Back in November, a two-house Republican majority looked like a guarantee of legislative success. Now, it’s easier to understand why Governor Walker has narrowed his sights to avoid distracting from his job-creating agenda.

No conspirators here…

Last October, Milwaukee talk radio host Charlie Sykes asked his listeners what they thought America would be like by 2016 if Barack Obama got another four years in office.

Our response at the time: Why assume it would be only four years?

If it seemed we were edging toward black helicopter territory, we’re less prepared to make that concession now, considering a New Year’s Eve op-ed in the New York Times.

It’s by a Georgetown University professor of constitutional law, suggesting we discard whatever provisions of the constitution stand in the way of…what? Well, apparently in the way of anything desired by Georgetown professors.

One campus airhead doth not a revolution make. But search “U.S. Constitution” on the Times’ web site and you’ll be deluged with articles by academics calling the constitution “idiotic” and “dysfunctional,” usually because it precludes government from harassing people they don’t like.

So if you think no one would dare suggest a few years from now that we ought to change the rules so as to retain the most gifted orator and transformative president ever elected, think again.

We always have and will continue to dismiss conspiracy theorists, not because we doubt some people desire the evil outcomes those theorists fear, but because conspiracies are so laughably unnecessary.

The jarring reality is that lots of people actively dislike government based on individual freedom and personal responsibility and have worked for more than a century toward its undoing. There is no need for plotting in dark alleys. The pursuit of totalitarian socialism or the cult of a supreme leader unconstrained by law or the thuggish, Chicago machine politics of crony capitalism is conducted openly every day under labels like “social justice.”

Don’t take our word for it.  Check the Times.

Here we go again

A while back we suggested the Left might try to pull an ambush in this spring’s state Supreme Court election by quietly organizing its government-union base, keeping things publicly low-key, and surprising Justice Patience Roggensack in a low-turnout contest.

We clearly overestimated the Left’s capacity for disciplined subtlety.

Two candidates filed this month to challenge Roggensack. Both signed last year’s petition to recall Governor Scott Walker. Get ready for another brawl.
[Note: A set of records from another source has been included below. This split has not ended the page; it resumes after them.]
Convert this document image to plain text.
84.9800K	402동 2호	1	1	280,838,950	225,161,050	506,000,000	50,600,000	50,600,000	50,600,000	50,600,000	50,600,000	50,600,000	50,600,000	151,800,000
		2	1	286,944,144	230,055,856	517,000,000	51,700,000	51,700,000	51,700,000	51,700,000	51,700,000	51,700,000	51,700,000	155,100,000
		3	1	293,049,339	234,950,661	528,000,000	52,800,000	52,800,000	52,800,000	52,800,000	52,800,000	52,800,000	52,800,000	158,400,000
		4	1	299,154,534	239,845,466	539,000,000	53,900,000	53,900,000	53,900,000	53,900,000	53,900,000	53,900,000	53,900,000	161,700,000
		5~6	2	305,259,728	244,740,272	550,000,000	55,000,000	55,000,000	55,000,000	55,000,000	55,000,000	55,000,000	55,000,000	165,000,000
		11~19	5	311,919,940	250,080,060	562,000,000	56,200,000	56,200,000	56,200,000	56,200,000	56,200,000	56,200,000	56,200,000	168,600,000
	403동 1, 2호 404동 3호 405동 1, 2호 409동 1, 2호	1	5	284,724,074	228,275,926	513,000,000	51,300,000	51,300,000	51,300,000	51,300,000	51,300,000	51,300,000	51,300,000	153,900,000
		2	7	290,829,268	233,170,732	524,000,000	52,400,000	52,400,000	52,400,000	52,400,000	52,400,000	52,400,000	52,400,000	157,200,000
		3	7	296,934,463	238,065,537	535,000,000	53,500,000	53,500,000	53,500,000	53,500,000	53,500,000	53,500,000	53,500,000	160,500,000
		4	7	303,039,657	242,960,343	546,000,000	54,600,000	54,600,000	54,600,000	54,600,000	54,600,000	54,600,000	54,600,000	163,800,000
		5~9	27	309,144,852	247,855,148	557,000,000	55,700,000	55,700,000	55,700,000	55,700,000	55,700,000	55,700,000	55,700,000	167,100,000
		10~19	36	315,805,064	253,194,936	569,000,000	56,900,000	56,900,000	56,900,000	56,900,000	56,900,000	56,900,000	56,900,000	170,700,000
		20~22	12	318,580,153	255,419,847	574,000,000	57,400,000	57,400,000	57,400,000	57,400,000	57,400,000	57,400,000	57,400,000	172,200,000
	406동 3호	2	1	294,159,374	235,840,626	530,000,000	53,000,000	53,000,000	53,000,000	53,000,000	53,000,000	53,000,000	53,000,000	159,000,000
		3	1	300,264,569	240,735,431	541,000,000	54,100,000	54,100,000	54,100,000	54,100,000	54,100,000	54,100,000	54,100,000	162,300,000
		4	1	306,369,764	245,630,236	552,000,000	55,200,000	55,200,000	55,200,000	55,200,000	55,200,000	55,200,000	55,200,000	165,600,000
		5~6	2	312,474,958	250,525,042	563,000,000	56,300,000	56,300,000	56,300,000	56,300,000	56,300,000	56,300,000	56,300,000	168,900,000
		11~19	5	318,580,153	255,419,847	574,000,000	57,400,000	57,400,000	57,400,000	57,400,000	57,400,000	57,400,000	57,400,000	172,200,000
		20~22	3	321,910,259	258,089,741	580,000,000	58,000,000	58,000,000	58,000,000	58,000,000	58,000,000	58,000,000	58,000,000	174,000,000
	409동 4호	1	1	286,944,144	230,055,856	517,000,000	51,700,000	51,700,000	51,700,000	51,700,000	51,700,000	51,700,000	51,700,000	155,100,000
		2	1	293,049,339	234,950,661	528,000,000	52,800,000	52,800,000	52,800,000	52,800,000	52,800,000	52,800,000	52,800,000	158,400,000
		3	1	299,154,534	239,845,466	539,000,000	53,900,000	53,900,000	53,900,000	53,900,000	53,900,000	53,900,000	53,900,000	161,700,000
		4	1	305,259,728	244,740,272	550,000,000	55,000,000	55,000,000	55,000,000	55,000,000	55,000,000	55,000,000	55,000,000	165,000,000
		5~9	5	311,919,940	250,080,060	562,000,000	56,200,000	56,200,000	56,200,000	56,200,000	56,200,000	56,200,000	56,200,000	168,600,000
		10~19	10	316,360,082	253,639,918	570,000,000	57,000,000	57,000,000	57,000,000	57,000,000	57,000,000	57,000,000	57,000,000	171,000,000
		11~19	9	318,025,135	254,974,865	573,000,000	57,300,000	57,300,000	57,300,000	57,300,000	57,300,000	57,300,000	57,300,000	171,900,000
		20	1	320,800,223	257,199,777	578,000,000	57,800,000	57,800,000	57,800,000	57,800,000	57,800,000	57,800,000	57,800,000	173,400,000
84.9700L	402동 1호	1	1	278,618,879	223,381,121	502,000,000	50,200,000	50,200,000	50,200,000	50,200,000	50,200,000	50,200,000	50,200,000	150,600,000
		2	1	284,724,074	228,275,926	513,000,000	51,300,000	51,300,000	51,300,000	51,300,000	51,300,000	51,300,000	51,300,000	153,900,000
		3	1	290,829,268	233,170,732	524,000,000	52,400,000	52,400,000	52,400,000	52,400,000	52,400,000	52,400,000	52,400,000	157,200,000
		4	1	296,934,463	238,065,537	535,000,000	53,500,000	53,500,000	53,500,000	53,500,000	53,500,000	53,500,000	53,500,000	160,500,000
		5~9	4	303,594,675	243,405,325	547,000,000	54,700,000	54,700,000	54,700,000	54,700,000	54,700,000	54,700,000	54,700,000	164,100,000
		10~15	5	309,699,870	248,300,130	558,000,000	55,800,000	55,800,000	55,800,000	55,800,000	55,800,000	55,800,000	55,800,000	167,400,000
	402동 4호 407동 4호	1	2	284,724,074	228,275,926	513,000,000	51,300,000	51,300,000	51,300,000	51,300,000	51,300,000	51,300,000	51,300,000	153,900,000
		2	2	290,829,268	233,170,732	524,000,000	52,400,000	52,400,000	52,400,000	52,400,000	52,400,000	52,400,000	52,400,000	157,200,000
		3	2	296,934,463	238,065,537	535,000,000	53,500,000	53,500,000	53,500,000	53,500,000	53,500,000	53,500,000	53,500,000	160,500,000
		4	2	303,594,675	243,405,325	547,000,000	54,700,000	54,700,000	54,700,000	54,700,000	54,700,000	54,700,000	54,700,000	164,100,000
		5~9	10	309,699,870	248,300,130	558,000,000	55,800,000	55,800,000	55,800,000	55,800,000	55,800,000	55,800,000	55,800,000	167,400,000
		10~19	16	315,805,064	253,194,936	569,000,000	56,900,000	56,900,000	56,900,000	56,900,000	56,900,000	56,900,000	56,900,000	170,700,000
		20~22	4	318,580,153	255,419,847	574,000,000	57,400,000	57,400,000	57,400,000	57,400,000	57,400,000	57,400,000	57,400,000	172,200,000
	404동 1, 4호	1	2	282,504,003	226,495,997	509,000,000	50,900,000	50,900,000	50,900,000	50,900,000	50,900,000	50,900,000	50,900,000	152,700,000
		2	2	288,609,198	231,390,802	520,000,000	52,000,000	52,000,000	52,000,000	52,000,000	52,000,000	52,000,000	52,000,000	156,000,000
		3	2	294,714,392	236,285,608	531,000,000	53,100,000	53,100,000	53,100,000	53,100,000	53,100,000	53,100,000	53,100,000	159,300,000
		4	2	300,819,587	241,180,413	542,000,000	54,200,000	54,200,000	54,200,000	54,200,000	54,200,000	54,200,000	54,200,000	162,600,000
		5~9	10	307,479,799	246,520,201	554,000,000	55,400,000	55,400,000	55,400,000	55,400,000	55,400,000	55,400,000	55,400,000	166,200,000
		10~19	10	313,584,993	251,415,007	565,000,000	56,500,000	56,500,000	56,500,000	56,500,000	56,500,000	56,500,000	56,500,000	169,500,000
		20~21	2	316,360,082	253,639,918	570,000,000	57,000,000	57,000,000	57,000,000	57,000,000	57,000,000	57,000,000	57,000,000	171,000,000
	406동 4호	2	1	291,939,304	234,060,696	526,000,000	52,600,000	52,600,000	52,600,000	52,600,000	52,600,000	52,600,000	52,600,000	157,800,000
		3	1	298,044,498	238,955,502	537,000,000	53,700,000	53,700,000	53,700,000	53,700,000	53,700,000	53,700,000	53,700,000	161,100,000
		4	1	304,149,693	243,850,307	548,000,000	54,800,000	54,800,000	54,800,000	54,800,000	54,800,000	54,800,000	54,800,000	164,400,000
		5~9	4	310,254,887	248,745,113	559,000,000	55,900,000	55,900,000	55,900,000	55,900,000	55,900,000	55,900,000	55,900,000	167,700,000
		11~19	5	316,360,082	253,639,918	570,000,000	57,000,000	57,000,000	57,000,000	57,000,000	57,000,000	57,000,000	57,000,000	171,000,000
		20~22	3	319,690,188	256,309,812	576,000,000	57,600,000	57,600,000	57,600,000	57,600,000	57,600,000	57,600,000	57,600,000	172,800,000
Last week the Milwaukee Journal Sentinel noted a few revealing things about the challengers.

Lemon-law lawyer Vince Megna has churned out anti-Walker Internet videos and denounces the idea of a nonpartisan court.  He says he supported the recall because Walker signed legislation tightening product liability standards.  Translation: Walker made it a bit more demanding for Megna to score jackpot jury awards against supposedly deep-pocket defendants.

Equally revealing is a statement by Marquette law professor Ed Fallone’s campaign manager Melissa Mulliken, suggesting Fallone wouldn’t hesitate to judge cases against Walker, whom he tried to drive from office just last year.

Melissa Mulliken was the campaign mouthpiece who orchestrated Joanne Kloppenburg’s spring 2012 attempt to unseat Justice David Prosser.

That race wasn’t about Prosser, and this one isn’t about Roggensack. It’s never been about anything except overturning the 2010 elections and handing Wisconsin back to the government unions.